Link directly to the doctoral thesis in GUPEA
ABSTRACT
Today, about half of the children diagnosed with high-risk neuroblastoma (HR-NB) survive due to considerable treatment improvements during the last decades. However, there is still much to be done for the other half who are not cured with current treatments. In addition, children with HR-NB often have metastatic spread at diagnosis, requiring systemic treatment.
HR-NBs have some specific biological characteristics that can be targeted for treatment systemically. For example, ALK encodes for the anaplastic lymphoma kinase receptor found mutated in about 15% of HR-NBs. Another example is somatostatin receptors (SSTRs), expressed between 60-90% in all NBs. These SSTRs can be targeted with 177Lu-labeled somatostatin analogs (e.g., 177Lu-octreotate and 177Lu-octreotide). In addition, patients with SSTR-overexpressing gastroenteropancreatic neuroendocrine tumors (NETs) are treated with 177Lu-octreotate. However, the usefulness of 177Lu-labeled somatostatin analogs in HR-NB patients has yet to be thoroughly investigated.
The aim of this work was to evaluate the therapeutic usefulness of 177Lu-labeled somatostatin analogs from studies on HR-NB cell lines and HR-NB xenograft mouse models.
Experiments performed on two different HR-NB cell lines demonstrated high specific binding and internalization of 177Lu-octreotate compared to other cell lines of various tumor types. This led to further studies in mouse models. NB-bearing BALB/c nude mice were administered different amounts of 177Lu-octreotate or 177Lu-octreotide, and the biodistribution was studied in various tissues. Biodistribution data analysis demonstrated a relatively high tumor uptake in all three investigated HR- NB mouse models compared with similar studies in other NET mouse models, both for 177Lu-octreotate and 177Lu-octreotide. Dosimetric estimations showed high absorbed dose to tumor tissue.
Subsequent studies included various treatment regimens. In these studies, curative amounts of 177Lu-octreotate or 177Lu-octreotide were administered as single injections, fractionated, or combined with the ALK- inhibitor lorlatinib. Therapeutic effects were determined from tumor volume measurements. In addition, the transcriptional response of specific genes involved in apoptosis was studied using qPCR. Despite high uptake and absorbed dose to tumor, treatment with single injections of 177Lu- octreotate or 177Lu-octreotide led to modest therapeutic effects, where 177Lu-octreotide caused a more substantial anti-tumor effect. In addition, fractionation with 177Lu-octreotate resulted in prolonged survival.
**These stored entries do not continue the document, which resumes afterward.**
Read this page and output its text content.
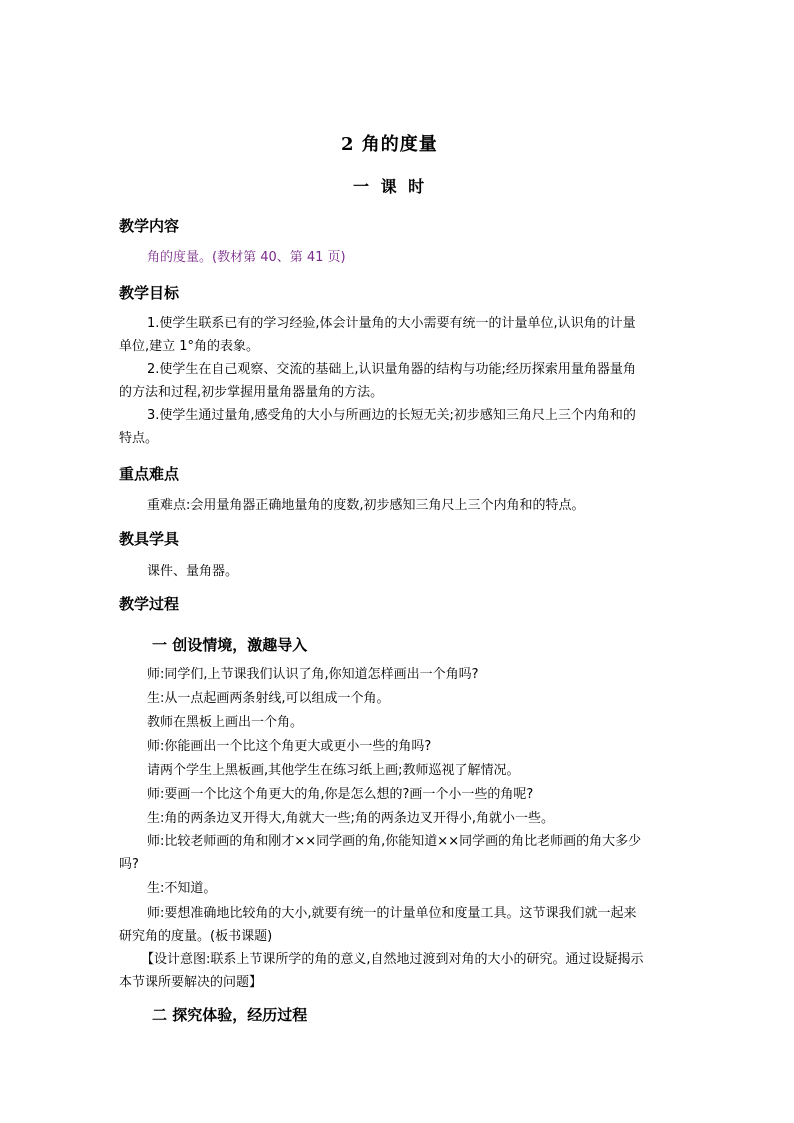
2 角的度量
一 课 时
教学内容
角的度量。(教材第 40、第 41 页)
教学目标
1.使学生联系已有的学习经验,体会计量角的大小需要有统一的计量单位,认识角的计量单位,建立 1°角的表象。
2.使学生在自己观察、交流的基础上,认识量角器的结构与功能;经历探索用量角器量角的方法和过程,初步掌握用量角器量角的方法。
3.使学生通过量角,感受角的大小与所画边的长短无关;初步感知三角尺上三个内角和的特点。
重点难点
重难点:会用量角器正确地量角的度数,初步感知三角尺上三个内角和的特点。
教具学具
课件、量角器。
教学过程
一 创设情境，激趣导入
师:同学们,上节课我们认识了角,你知道怎样画出一个角吗?
生:从一点起画两条射线,可以组成一个角。
教师在黑板上画出一个角。
师:你能画出一个比这个角更大或更小一些的角吗?
请两个学生上黑板画,其他学生在练习纸上画;教师巡视了解情况。
师:要画一个比这个角更大的角,你是怎么想的?画一个小一些的角呢?
生:角的两条边叉开得大,角就大一些;角的两条边叉开得小,角就小一些。
师:比较老师画的角和刚才××同学画的角,你能知道××同学画的角比老师画的角大多少吗?
生:不知道。
师:要想准确地比较角的大小,就要有统一的计量单位和度量工具。这节课我们就一起来研究角的度量。(板书课题)
【设计意图:联系上节课所学的角的意义,自然地过渡到对角的大小的研究。通过设疑揭示本节课所要解决的问题】
二 探究体验，经历过程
However, a synergistic effect was observed when combining lorlatinib and 177Lu-octreotide for the tumor with ALK mutation. The combination treatment also led to an elevated apoptotic transcriptional response.
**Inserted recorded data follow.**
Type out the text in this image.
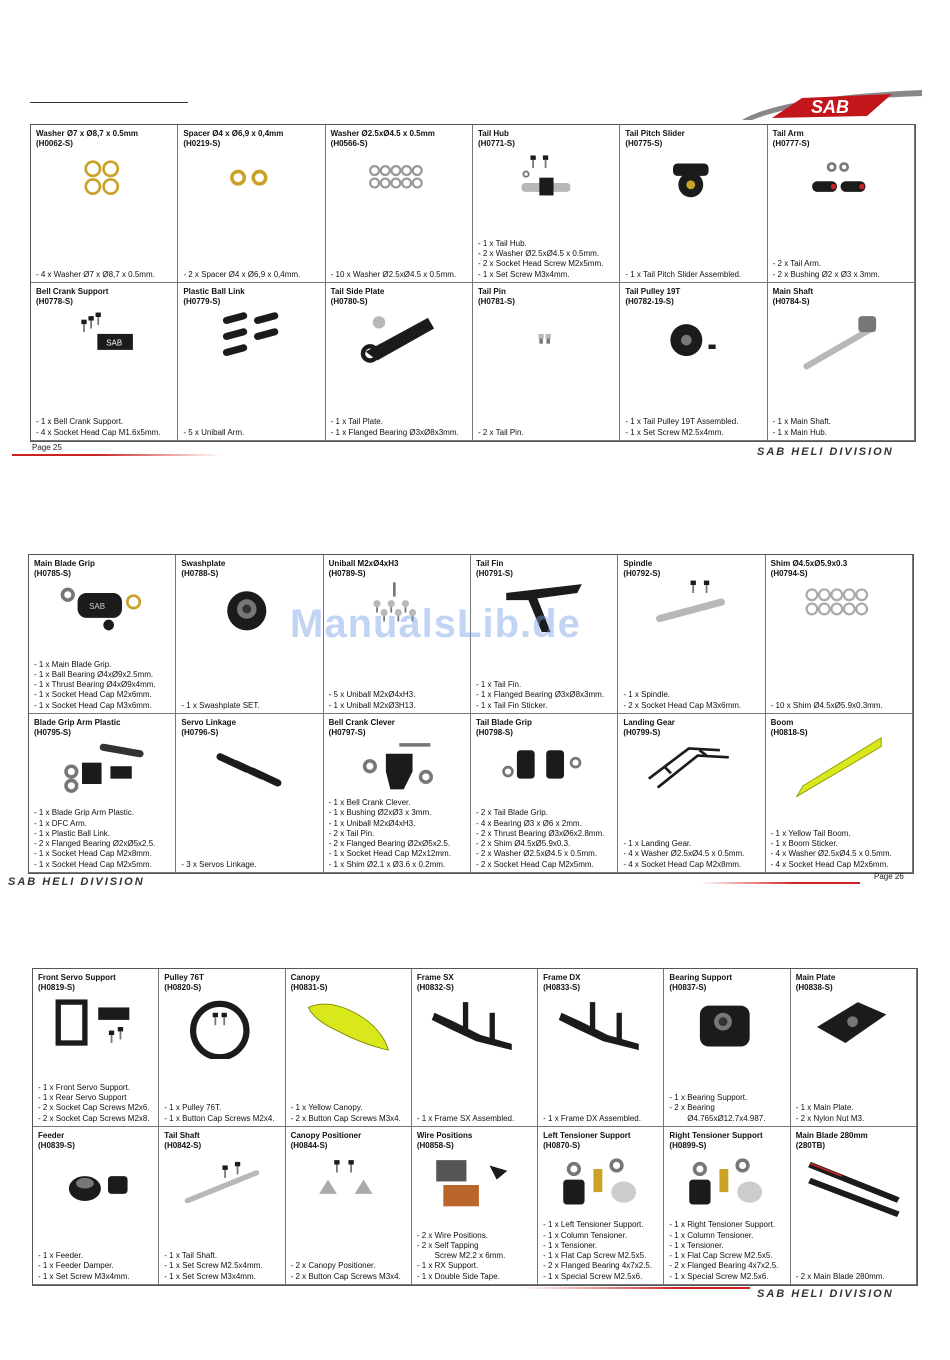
SAB
Washer Ø7 x Ø8,7 x 0.5mm
(H0062-S)
- 4 x Washer Ø7 x Ø8,7 x 0.5mm.
Spacer Ø4 x Ø6,9 x 0,4mm
(H0219-S)
- 2 x Spacer Ø4 x Ø6,9 x 0,4mm.
Washer Ø2.5xØ4.5 x 0.5mm
(H0566-S)
- 10 x Washer Ø2.5xØ4.5 x 0.5mm.
Tail Hub
(H0771-S)
- 1 x Tail Hub.
- 2 x Washer Ø2.5xØ4.5 x 0.5mm.
- 2 x Socket Head Screw M2x5mm.
- 1 x Set Screw M3x4mm.
Tail Pitch Slider
(H0775-S)
- 1 x Tail Pitch Slider Assembled.
Tail Arm
(H0777-S)
- 2 x Tail Arm.
- 2 x Bushing Ø2 x Ø3 x 3mm.
Bell Crank Support
(H0778-S)
SAB
- 1 x Bell Crank Support.
- 4 x Socket Head Cap M1.6x5mm.
Plastic Ball Link
(H0779-S)
- 5 x Uniball Arm.
Tail Side Plate
(H0780-S)
- 1 x Tail Plate.
- 1 x Flanged Bearing Ø3xØ8x3mm.
Tail Pin
(H0781-S)
- 2 x Tail Pin.
Tail Pulley 19T
(H0782-19-S)
- 1 x Tail Pulley 19T Assembled.
- 1 x Set Screw M2.5x4mm.
Main Shaft
(H0784-S)
- 1 x Main Shaft.
- 1 x Main Hub.
Page 25	SAB HELI DIVISION
Main Blade Grip
(H0785-S)
SAB
- 1 x Main Blade Grip.
- 1 x Ball Bearing Ø4xØ9x2.5mm.
- 1 x Thrust Bearing Ø4xØ9x4mm.
- 1 x Socket Head Cap M2x6mm.
- 1 x Socket Head Cap M3x6mm.
Swashplate
(H0788-S)
- 1 x Swashplate SET.
Uniball M2xØ4xH3
(H0789-S)
- 5 x Uniball M2xØ4xH3.
- 1 x Uniball M2xØ3H13.
Tail Fin
(H0791-S)
- 1 x Tail Fin.
- 1 x Flanged Bearing Ø3xØ8x3mm.
- 1 x Tail Fin Sticker.
Spindle
(H0792-S)
- 1 x Spindle.
- 2 x Socket Head Cap M3x6mm.
Shim Ø4.5xØ5.9x0.3
(H0794-S)
- 10 x Shim Ø4.5xØ5.9x0.3mm.
Blade Grip Arm Plastic
(H0795-S)
- 1 x Blade Grip Arm Plastic.
- 1 x DFC Arm.
- 1 x Plastic Ball Link.
- 2 x Flanged Bearing Ø2xØ5x2.5.
- 1 x Socket Head Cap M2x8mm.
- 1 x Socket Head Cap M2x5mm.
Servo Linkage
(H0796-S)
- 3 x Servos Linkage.
Bell Crank Clever
(H0797-S)
- 1 x Bell Crank Clever.
- 1 x Bushing Ø2xØ3 x 3mm.
- 1 x Uniball M2xØ4xH3.
- 2 x Tail Pin.
- 2 x Flanged Bearing Ø2xØ5x2.5.
- 1 x Socket Head Cap M2x12mm.
- 1 x Shim Ø2.1 x Ø3.6 x 0.2mm.
Tail Blade Grip
(H0798-S)
- 2 x Tail Blade Grip.
- 4 x Bearing Ø3 x Ø6 x 2mm.
- 2 x Thrust Bearing Ø3xØ6x2.8mm.
- 2 x Shim Ø4.5xØ5.9x0.3.
- 2 x Washer Ø2.5xØ4.5 x 0.5mm.
- 2 x Socket Head Cap M2x5mm.
Landing Gear
(H0799-S)
- 1 x Landing Gear.
- 4 x Washer Ø2.5xØ4.5 x 0.5mm.
- 4 x Socket Head Cap M2x8mm.
Boom
(H0818-S)
- 1 x Yellow Tail Boom.
- 1 x Boom Sticker.
- 4 x Washer Ø2.5xØ4.5 x 0.5mm.
- 4 x Socket Head Cap M2x6mm.
ManualsLib.de
SAB HELI DIVISION	Page 26
Front Servo Support
(H0819-S)
- 1 x Front Servo Support.
- 1 x Rear Servo Support
- 2 x Socket Cap Screws M2x6.
- 2 x Socket Cap Screws M2x8.
Pulley 76T
(H0820-S)
- 1 x Pulley 76T.
- 1 x Button Cap Screws M2x4.
Canopy
(H0831-S)
- 1 x Yellow Canopy.
- 2 x Button Cap Screws M3x4.
Frame SX
(H0832-S)
- 1 x Frame SX Assembled.
Frame DX
(H0833-S)
- 1 x Frame DX Assembled.
Bearing Support
(H0837-S)
- 1 x Bearing Support.
- 2 x Bearing
Ø4.765xØ12.7x4.987.
Main Plate
(H0838-S)
- 1 x Main Plate.
- 2 x Nylon Nut M3.
Feeder
(H0839-S)
- 1 x Feeder.
- 1 x Feeder Damper.
- 1 x Set Screw M3x4mm.
Tail Shaft
(H0842-S)
- 1 x Tail Shaft.
- 1 x Set Screw M2.5x4mm.
- 1 x Set Screw M3x4mm.
Canopy Positioner
(H0844-S)
- 2 x Canopy Positioner.
- 2 x Button Cap Screws M3x4.
Wire Positions
(H0858-S)
- 2 x Wire Positions.
- 2 x Self Tapping
Screw M2.2 x 6mm.
- 1 x RX Support.
- 1 x Double Side Tape.
Left Tensioner Support
(H0870-S)
- 1 x Left Tensioner Support.
- 1 x Column Tensioner.
- 1 x Tensioner.
- 1 x Flat Cap Screw M2.5x5.
- 2 x Flanged Bearing 4x7x2.5.
- 1 x Special Screw M2.5x6.
Right Tensioner Support
(H0899-S)
- 1 x Right Tensioner Support.
- 1 x Column Tensioner.
- 1 x Tensioner.
- 1 x Flat Cap Screw M2.5x5.
- 2 x Flanged Bearing 4x7x2.5.
- 1 x Special Screw M2.5x6.
Main Blade 280mm
(280TB)
- 2 x Main Blade 280mm.
SAB HELI DIVISION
In summary, this thesis demonstrates that 177Lu-labeled somatostatin analogs can be beneficial in the treatment of patients with disseminated HR-NBs overexpressing SSTRs. However, since many HR-NBs may have specific mutations or amplifications, a combination with other drugs (e.g., lorlatinib) might be needed to overcome potential radioresistance and to enhance the anti-tumor effects.